Sainteté aujourd’hui, novembre/décembre 2020

 

[1]. Pour une biographie d’Arminius, voir : Nathan Bangs, The Life of James Arminius, D.D., Formerly Professor of Divinity in the University of Leyden. Harper and Brothers, New York, 1843 ; John Guthrie, The Life of James Arminius. E. Stevenson & FA Owen, Nashville, 1857. Voir aussi : Carl Bangs, Arminius: A Study in the Dutch Reformation. Wipf and Stock Publishers, Eugene, 1985. Pour ses œuvres, voir James Arminius, The Works of James Arminius, 3 volumes. Derby, Miller and Orton, Auburn et Buffalo, 1853 ; et James Arminius, The Missing Public Disputations of Jacobus Arminius: Introduction, Text, and Notes, éditeur Keigh Stanglin, Brill, Boston, 2010.

[2]. Pour plus d’informations sur la pensée de Pélage, voir B. R. Rees, Pelagius: Life and Letters. Boydell & Brewer Ltd, Rochester, 1998.

[3]. Les œuvres principales d’Augustin concernant Pélage sont : Contre deux lettres des Pélagiens ; Grâce de Jésus-Christ et Péché originel ; Mérite et Rémission des péchés et Actes du procès de Pélage.

[4]. Après le synode de Dort (1618-19), les canons de Dort furent ajoutés comme bases confessionnelles de l’ERN, appelés « formes d’unité ».
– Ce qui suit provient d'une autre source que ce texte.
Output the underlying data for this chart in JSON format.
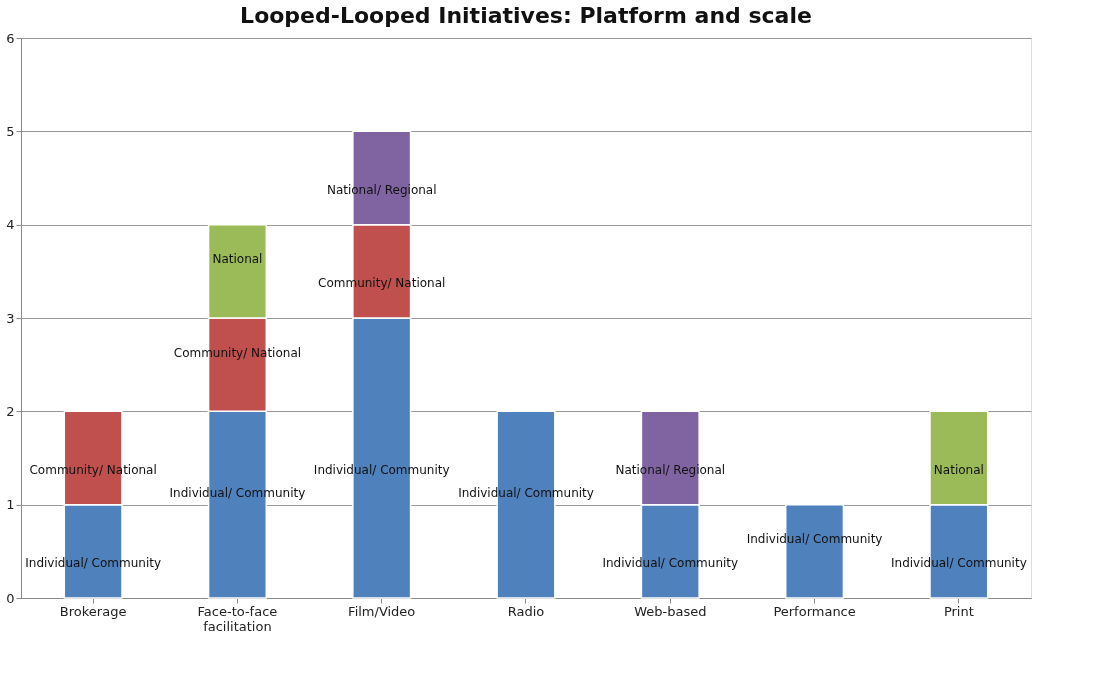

[5]. James Arminius, The Works of James Arminius, vol. 1, Derby, Miller and Orton, Auburn et Buffalo, 1853, p. 123-125 ; James Arminius, The Missing Public Disputations of Jacobus Arminius: Introduction, Text, and Notes, éditeur Keigh Stanglin, Brill, Boston, 2010, p. 219-232.

[6]. John Wesley avait une conception similaire à Arminius concernant l’image essentielle et l’image accessoire. Cependant, il ajoutait le concept d’image politique (s’appuyant sur Isaac Waats), donnant ainsi à l’imago Dei un caractère tri-dimensionnel.

[7]. Arminius, The Works of James Arminius, vol. 1, p. 473.

[8]. Idem.

[9]. Arminius, The Missing Public Disputations of Jacobus Arminius: Introduction, Text, and Notes, éditeur Keigh Stanglin, Brill, Boston, 2010, p. 213-216.

[10]. Arminius, The Works of James Arminius, vol. 1, p. 231.

[11]. Il qualifia même le Pélagianisme d’« hérésie » (Arminius, The Works of James Arminius, vol. 1, p. 235. Pour une critique plus explicite des doctrines de Pélage de la part d’Arminius, voir p. 198, 201-2, 275, 290, 294-5, 299, 332-6, 348 ; voir aussi Arminius, The Missing Public Disputations of Jacobus Arminius, p. 281-296, 333-346, 406 ; Arminius, The Works of James Arminius, vol. 3, p. 281, 342, 354, 484).